"I think people who create and write, it actually does flow - just flows from into their head, into their hand, and they write it down. It's simple." --Paul McCartney
I tried an experiment this weekend. I have two very different stories I've been working on; both have been in the plotting stages for quite some time. I don't want to work on the sequel to Skyborne until I actually sell that one, so that left me trying to figure out which story to work on next.
One, whose title abbreviates to OOTA, is this weird sort of urban science fantasy that starts with what seems to be an alien invasion but turns out to be a great deal more. The other, which has no suitable title but gets abbreviated as GB, can best be described as 'godpunk', a word I'm not sure even exists.
So I decided the best way to figure out what to write next was to write the first chapter of each book. This took some time to start. Starting a new book is intimidating enough on its own. Trying to start two of them at once? Yeah. Much worse. And I'm not quite sure yet how to define the results.
Starting OOTA was difficult and shaky, as I had to describe a city I haven't been to since 2001, and had to deal with a character who's been through several incarnations, this one different in some significant ways. And of course, I didn't realize until today that the reason it was so difficult was that I'd failed to put on the music I'd already determined would be this book's main CD. (Yes, I have music specifically for different books. The entirety of Skyborne's final section was written to U2's "The Joshua Tree" double CD set.) Editing it to that CD helped smooth out some of the rough patches, and I think I'm close to finding the right voice.

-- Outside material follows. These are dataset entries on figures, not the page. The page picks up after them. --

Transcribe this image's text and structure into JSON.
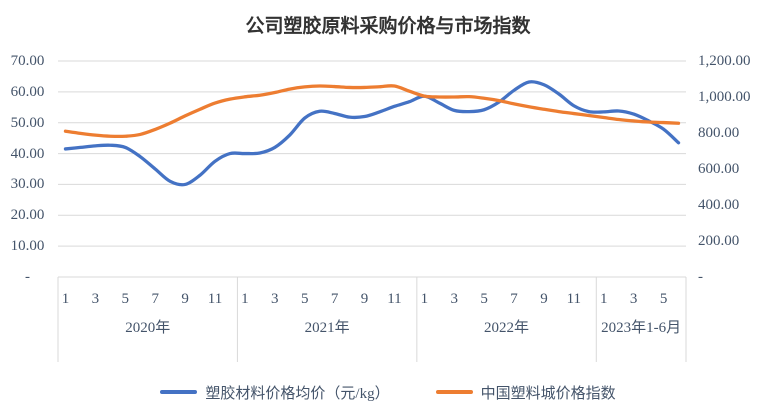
{
  "chart_data": {
    "type": "line",
    "title": "公司塑胶原料采购价格与市场指数",
    "grid": true,
    "smooth": true,
    "legend_position": "bottom",
    "colors": {
      "grid": "#D9D9D9",
      "axis_text": "#44546A",
      "title_text": "#333333"
    },
    "left_axis": {
      "min": 0,
      "max": 70,
      "step": 10,
      "labels": [
        "-",
        "10.00",
        "20.00",
        "30.00",
        "40.00",
        "50.00",
        "60.00",
        "70.00"
      ]
    },
    "right_axis": {
      "min": 0,
      "max": 1200,
      "step": 200,
      "labels": [
        "-",
        "200.00",
        "400.00",
        "600.00",
        "800.00",
        "1,000.00",
        "1,200.00"
      ]
    },
    "x_groups": [
      {
        "label": "2020年",
        "months": 12,
        "tick_labels": [
          "1",
          "3",
          "5",
          "7",
          "9",
          "11"
        ]
      },
      {
        "label": "2021年",
        "months": 12,
        "tick_labels": [
          "1",
          "3",
          "5",
          "7",
          "9",
          "11"
        ]
      },
      {
        "label": "2022年",
        "months": 12,
        "tick_labels": [
          "1",
          "3",
          "5",
          "7",
          "9",
          "11"
        ]
      },
      {
        "label": "2023年1-6月",
        "months": 6,
        "tick_labels": [
          "1",
          "3",
          "5"
        ]
      }
    ],
    "series": [
      {
        "id": "avg-price",
        "name": "塑胶材料价格均价（元/kg）",
        "axis": "left",
        "color": "#4472C4",
        "values": [
          41.5,
          42.0,
          42.5,
          42.7,
          42.0,
          39.0,
          35.0,
          31.0,
          30.0,
          33.0,
          37.5,
          40.0,
          40.0,
          40.2,
          42.0,
          46.0,
          51.5,
          53.7,
          53.0,
          51.8,
          52.0,
          53.5,
          55.3,
          56.8,
          58.6,
          56.4,
          54.0,
          53.6,
          54.2,
          56.7,
          60.5,
          63.2,
          62.3,
          59.3,
          55.5,
          53.6,
          53.5,
          53.8,
          52.8,
          50.6,
          47.9,
          43.5
        ]
      },
      {
        "id": "price-index",
        "name": "中国塑料城价格指数",
        "axis": "right",
        "color": "#ED7D31",
        "values": [
          810,
          798,
          788,
          782,
          782,
          792,
          820,
          855,
          895,
          932,
          966,
          988,
          1001,
          1010,
          1025,
          1044,
          1056,
          1061,
          1058,
          1053,
          1053,
          1057,
          1061,
          1032,
          1005,
          1000,
          1000,
          1002,
          993,
          980,
          962,
          946,
          932,
          919,
          908,
          897,
          886,
          875,
          867,
          861,
          858,
          854
        ]
      }
    ]
  }
}
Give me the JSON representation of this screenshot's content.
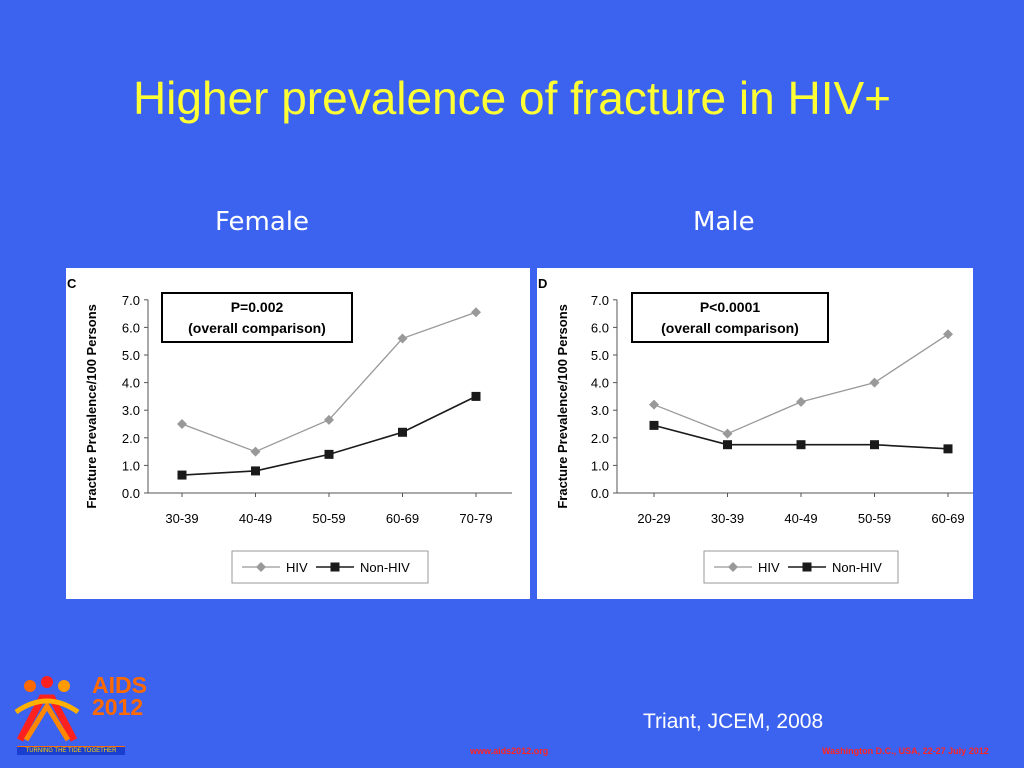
{
  "slide": {
    "title": "Higher prevalence of fracture in HIV+",
    "citation": "Triant, JCEM, 2008",
    "footer_left": "www.aids2012.org",
    "footer_right": "Washington D.C., USA, 22-27 July 2012",
    "logo": {
      "line1": "AIDS",
      "line2": "2012",
      "tagline": "TURNING THE TIDE TOGETHER"
    }
  },
  "colors": {
    "background": "#3c63f0",
    "title": "#ffff33",
    "hiv_series": "#999999",
    "nonhiv_series": "#1a1a1a",
    "footer": "#ff2222"
  },
  "chart_data": [
    {
      "type": "line",
      "panel_heading": "Female",
      "panel_letter": "C",
      "categories": [
        "30-39",
        "40-49",
        "50-59",
        "60-69",
        "70-79"
      ],
      "series": [
        {
          "name": "HIV",
          "values": [
            2.5,
            1.5,
            2.65,
            5.6,
            6.55
          ]
        },
        {
          "name": "Non-HIV",
          "values": [
            0.65,
            0.8,
            1.4,
            2.2,
            3.5
          ]
        }
      ],
      "ylabel": "Fracture Prevalence/100 Persons",
      "ylim": [
        0,
        7
      ],
      "yticks": [
        "0.0",
        "1.0",
        "2.0",
        "3.0",
        "4.0",
        "5.0",
        "6.0",
        "7.0"
      ],
      "annotation": {
        "line1": "P=0.002",
        "line2": "(overall comparison)"
      },
      "legend": "bottom",
      "grid": false
    },
    {
      "type": "line",
      "panel_heading": "Male",
      "panel_letter": "D",
      "categories": [
        "20-29",
        "30-39",
        "40-49",
        "50-59",
        "60-69"
      ],
      "series": [
        {
          "name": "HIV",
          "values": [
            3.2,
            2.15,
            3.3,
            4.0,
            5.75
          ]
        },
        {
          "name": "Non-HIV",
          "values": [
            2.45,
            1.75,
            1.75,
            1.75,
            1.6
          ]
        }
      ],
      "ylabel": "Fracture Prevalence/100 Persons",
      "ylim": [
        0,
        7
      ],
      "yticks": [
        "0.0",
        "1.0",
        "2.0",
        "3.0",
        "4.0",
        "5.0",
        "6.0",
        "7.0"
      ],
      "annotation": {
        "line1": "P<0.0001",
        "line2": "(overall comparison)"
      },
      "legend": "bottom",
      "grid": false
    }
  ]
}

Starting GB, though. . . . It's been a long time since I wrote and felt like a story was fighting its way out of my head and onto the page. Things I hadn't defined in the plot just happened as I wrote, and it all made perfect sense. I spent the entire writing session feeling like I was trying to keep up with the story, and by the time I was done, I was sweaty and exhausted. (Though I blame the sweat on the fact that I live in a desert and it's 80 degrees at night nowadays.) I haven't edited it yet partly because I don't want to see if I was wrong about it, and partly because I'm not sure if I want to see if I was right.
The thing is, I'm hesitant to get started on GB because it's plotted as the first part of a trilogy, while OOTA is stand-alone but intended to be part of a much longer series. If I wrote the first part of GB, I know I'd want to write the rest. And as a good friend of mine once told me, you know you want to write the story that makes it seem like the Muse has you by the short and curlies. (This hits closer to home than I care to explain.) I know that's how it is with GB. But at the same time, damn, now that I've started on OOTA, I really want to work on it as well.
I'm sure I'll figure this out eventually, just had to get this out because I'm not the only one who's had this issue, and I can always use the advice.
I'd flip a coin, but I have this unfortunate tendency to catch flipped coins on their edge.